We will ask students to look back at the long and perilous struggle for the right to vote. They’ll profile the foot soldiers of the movement, those men and women who risked their lives to go into communities and persuade beaten down poor folks to make the scary trip to the courthouse to try to register. They will talk to people who were threatened, jailed, beaten for trying to register black people. They will examine the very real gains in race relations. And the problems that remain.
They will be asked to assess the political, social and economic impact of the black political takeover of much of the Delta.
And they will be asked to put it all into context and explain what has happened, why and where we go from here.
A tall order.
But that’s what in-depth magazine journalism is supposed to be.
The taller the better.
The class has changed, much like the Delta. The first time we offered it, we had to beg people to take it. Now it is an Honors College class and each year, more Honors College students want in. This year, we will have 10 Honors College students and two other journalism students with excellent GPAs. We give ambitious high achievers good stories and put them to work.
Some of the initial reporting was ragged and required students to return again and again until they got what they needed. Over time, the efficiency of the reporting has improved. The writing has gotten better as well. Students are learning how to fight through the agony that goes with returning to the campus with hours of tape recorded interviews and having to sort through all of that, make sense of it and tell the story in an interesting, readable way. It sometimes takes three drafts, but we get there.
Many find the hard work fun. We spent last year’s spring break headquartered in the heavily discounted, eclectic blues-themed apartments above Ground Zero Blues Club in Clarksdale, and rumor has it, students managed to squeeze in a little late-night musical enjoyment.

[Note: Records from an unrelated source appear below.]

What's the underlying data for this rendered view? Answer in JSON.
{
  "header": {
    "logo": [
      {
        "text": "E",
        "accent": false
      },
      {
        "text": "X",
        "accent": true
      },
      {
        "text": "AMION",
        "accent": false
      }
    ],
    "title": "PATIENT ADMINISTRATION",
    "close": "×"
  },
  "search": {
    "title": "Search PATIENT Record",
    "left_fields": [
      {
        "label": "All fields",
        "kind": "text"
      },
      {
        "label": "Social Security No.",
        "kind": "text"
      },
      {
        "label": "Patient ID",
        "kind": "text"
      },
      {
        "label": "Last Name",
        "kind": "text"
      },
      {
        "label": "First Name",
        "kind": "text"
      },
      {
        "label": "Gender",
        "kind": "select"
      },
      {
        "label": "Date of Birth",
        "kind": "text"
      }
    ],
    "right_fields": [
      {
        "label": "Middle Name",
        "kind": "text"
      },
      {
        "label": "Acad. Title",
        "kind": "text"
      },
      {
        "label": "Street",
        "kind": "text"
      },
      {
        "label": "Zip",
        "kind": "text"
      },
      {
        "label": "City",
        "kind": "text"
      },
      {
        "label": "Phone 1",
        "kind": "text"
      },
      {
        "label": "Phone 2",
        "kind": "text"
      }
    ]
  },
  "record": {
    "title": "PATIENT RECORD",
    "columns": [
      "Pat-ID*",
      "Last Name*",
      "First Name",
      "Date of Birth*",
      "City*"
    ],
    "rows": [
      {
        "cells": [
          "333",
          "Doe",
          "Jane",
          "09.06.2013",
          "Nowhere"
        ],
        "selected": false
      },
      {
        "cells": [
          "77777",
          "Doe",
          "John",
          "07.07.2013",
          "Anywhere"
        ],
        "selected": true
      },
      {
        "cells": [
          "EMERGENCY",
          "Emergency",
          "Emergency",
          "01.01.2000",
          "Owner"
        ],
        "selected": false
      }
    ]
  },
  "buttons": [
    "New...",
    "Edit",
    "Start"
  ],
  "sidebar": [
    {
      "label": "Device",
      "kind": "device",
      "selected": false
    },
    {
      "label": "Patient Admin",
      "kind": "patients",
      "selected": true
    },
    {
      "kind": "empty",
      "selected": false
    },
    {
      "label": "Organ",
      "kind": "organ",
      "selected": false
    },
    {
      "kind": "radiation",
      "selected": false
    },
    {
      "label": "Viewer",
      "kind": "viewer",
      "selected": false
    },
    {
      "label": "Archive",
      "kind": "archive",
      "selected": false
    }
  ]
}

On the last night, we found our way to Po’Monkey, one of the last real Delta juke joints, a rough-hewn place tucked far down a rutted gravel road out from the tiny hamlet of Merigold.
And then there are the people. Our students are our best ambassadors and they have made many friendships there. It’s a very social, very friendly place, and people generally love the fact that our students care enough to write about them. It helps that about every 20 feet, you run into the most colorful character you’ve ever met.
So when I get asked — as I often do — why we don’t go to other parts of the state, I have a very simple answer.
Why? We’ve got the Delta.
Bill Rose grew up in the Mississippi Delta, then worked for the Delta Democrat-Times in Greenville, covered the South for the Miami Herald, and served as managing editor of The Palm Beach Post. He joined the Meek School faculty in 2009.